Marisa Barker

Marisa Barker grew up in Broome, Western Australia. She spent her youth hating school and failed to see the impact that finishing school would have on her life.


Marisa is driving her future

Marisa Barker grew up in Broome, Western Australia.  She spent her youth hating school and failed to see the impact that finishing school would have on her life.

Although her parents strongly encouraged her to continue school, she left in year 11. 

Marisa says she has no regrets and openly explains that she didn’t see the point in school.  Now her adult education program, a pre-employment program at the Fortescue Metal Groups Vocational Training and Employment Centre, has given her the hands-on training that led her to a job in the mining industry.  

Growing up surrounded by unemployment, addiction and poverty, Marisa watched many members of her community live from pay to pay and struggle.  Then Marisa made the decision to apply for a position at Fortescue Metals Group (FMG). 

The pre-employment program was established by FMG to assist Indigenous people like Marisa transition from long-term unemployment to employment.  The core focus of the VTEC is to provide participants with the education and support to build a sustainable career that offers economic and community stability.  Since 2006 the FMG VTEC site has supported over 1,000 Indigenous people into employment.

Marissa admits that the transition to training was difficult.  Stepping out of her comfort zone and embarking on her new journey took a lot of courage, but she did it.  “I wanted to do the training because I was unemployed for two years and I thought I want something better than this”, Ms Barker said.

After completing the employer directed training she learnt the skills that she needed for the job.  She now works in the operations department of FMG, driving the huge trucks in and out of mine sites. 

Since landing her job she has seen some changes in herself; increased confidence, increased happiness and she has a real sense of purpose, “I feel good about what I do and what I’ve achieved to get there” said Marisa.

In Marisa’s eyes there are lots of rewards to working at the mines.
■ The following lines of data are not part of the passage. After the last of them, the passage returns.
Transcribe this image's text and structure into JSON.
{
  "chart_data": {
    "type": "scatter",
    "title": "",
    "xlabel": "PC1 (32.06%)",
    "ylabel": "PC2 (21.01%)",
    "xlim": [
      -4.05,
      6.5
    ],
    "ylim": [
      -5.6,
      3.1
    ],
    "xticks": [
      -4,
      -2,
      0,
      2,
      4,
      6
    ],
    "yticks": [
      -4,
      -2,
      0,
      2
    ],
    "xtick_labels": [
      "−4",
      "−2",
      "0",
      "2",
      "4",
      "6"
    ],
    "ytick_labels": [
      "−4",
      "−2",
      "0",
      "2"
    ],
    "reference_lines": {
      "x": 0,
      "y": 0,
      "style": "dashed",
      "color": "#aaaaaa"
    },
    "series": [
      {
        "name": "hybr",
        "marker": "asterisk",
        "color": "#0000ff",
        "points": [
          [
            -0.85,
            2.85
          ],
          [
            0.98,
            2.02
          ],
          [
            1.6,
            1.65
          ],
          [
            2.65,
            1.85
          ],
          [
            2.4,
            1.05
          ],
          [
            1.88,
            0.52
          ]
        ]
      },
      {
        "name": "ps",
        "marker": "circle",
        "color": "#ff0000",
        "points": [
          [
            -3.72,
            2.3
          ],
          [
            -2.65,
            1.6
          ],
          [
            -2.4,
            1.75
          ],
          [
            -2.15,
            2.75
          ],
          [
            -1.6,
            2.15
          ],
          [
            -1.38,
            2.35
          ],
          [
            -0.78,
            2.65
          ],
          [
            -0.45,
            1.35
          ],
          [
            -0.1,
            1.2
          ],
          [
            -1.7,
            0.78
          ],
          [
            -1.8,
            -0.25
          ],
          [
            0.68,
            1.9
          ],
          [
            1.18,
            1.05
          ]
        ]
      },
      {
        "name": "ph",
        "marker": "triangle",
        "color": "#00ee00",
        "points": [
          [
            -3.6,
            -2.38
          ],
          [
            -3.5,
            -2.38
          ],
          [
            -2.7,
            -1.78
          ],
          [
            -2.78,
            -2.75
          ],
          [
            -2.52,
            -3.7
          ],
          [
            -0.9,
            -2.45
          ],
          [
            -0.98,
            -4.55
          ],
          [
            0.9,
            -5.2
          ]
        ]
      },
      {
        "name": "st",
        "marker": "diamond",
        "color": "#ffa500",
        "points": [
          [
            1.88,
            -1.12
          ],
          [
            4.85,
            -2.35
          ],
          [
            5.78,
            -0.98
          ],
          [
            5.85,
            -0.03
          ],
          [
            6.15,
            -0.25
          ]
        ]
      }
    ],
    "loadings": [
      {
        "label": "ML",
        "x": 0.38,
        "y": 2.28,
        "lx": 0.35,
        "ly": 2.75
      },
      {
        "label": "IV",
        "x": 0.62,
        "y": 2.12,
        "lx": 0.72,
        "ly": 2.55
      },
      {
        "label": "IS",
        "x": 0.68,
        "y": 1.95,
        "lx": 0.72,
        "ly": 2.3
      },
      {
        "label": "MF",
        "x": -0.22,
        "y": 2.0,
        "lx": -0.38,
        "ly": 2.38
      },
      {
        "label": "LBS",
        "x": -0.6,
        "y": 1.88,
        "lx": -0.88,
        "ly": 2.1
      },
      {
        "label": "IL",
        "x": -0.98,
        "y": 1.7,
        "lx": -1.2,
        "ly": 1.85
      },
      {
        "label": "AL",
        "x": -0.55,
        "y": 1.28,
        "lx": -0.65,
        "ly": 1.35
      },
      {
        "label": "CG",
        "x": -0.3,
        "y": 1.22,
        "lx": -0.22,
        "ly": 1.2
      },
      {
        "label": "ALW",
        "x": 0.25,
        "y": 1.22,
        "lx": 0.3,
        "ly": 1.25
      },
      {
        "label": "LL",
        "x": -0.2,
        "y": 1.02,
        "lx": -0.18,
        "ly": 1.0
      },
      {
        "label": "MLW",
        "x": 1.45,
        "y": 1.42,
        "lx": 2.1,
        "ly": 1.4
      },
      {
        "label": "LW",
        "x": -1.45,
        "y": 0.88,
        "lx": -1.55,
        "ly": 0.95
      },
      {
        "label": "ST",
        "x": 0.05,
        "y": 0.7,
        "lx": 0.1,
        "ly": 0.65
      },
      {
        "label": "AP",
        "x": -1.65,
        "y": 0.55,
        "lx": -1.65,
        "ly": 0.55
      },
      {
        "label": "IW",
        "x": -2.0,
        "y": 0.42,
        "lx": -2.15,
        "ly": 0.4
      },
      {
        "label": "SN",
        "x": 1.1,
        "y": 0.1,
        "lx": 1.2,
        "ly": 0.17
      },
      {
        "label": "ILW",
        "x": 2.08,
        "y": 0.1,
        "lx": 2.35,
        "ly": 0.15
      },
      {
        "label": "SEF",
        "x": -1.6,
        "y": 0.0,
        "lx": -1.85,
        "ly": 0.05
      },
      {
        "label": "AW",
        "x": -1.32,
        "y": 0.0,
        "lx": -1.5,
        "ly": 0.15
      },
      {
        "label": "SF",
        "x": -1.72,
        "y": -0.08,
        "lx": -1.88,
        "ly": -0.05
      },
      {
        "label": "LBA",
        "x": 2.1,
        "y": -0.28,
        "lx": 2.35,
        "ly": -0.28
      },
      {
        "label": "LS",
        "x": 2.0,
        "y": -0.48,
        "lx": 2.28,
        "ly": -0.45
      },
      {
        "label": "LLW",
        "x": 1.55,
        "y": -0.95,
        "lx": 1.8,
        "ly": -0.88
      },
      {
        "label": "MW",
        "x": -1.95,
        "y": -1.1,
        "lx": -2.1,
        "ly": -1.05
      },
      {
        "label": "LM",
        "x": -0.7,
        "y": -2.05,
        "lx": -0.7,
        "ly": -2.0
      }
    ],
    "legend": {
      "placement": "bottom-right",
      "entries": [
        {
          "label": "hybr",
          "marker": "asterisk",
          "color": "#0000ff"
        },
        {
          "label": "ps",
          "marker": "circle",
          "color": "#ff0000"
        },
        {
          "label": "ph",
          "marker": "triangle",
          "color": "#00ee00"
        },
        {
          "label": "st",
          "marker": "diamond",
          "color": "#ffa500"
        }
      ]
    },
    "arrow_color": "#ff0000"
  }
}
Overall the most rewarding thing is  earning her own money, “I work bloody hard for it,” she said. 

In December 2011 GenerationOne released an employment research paper Walk in My Shoes.  Part of this crucial research highlighted the experiences of Indigenous job seekers at different stages of the employment process.  The research showed that many Indigenous people want to work however face many significant barriers – this VTEC is one way that companies like FMG have sought to address these issues and enable Indigenous people to move into meaningful employment.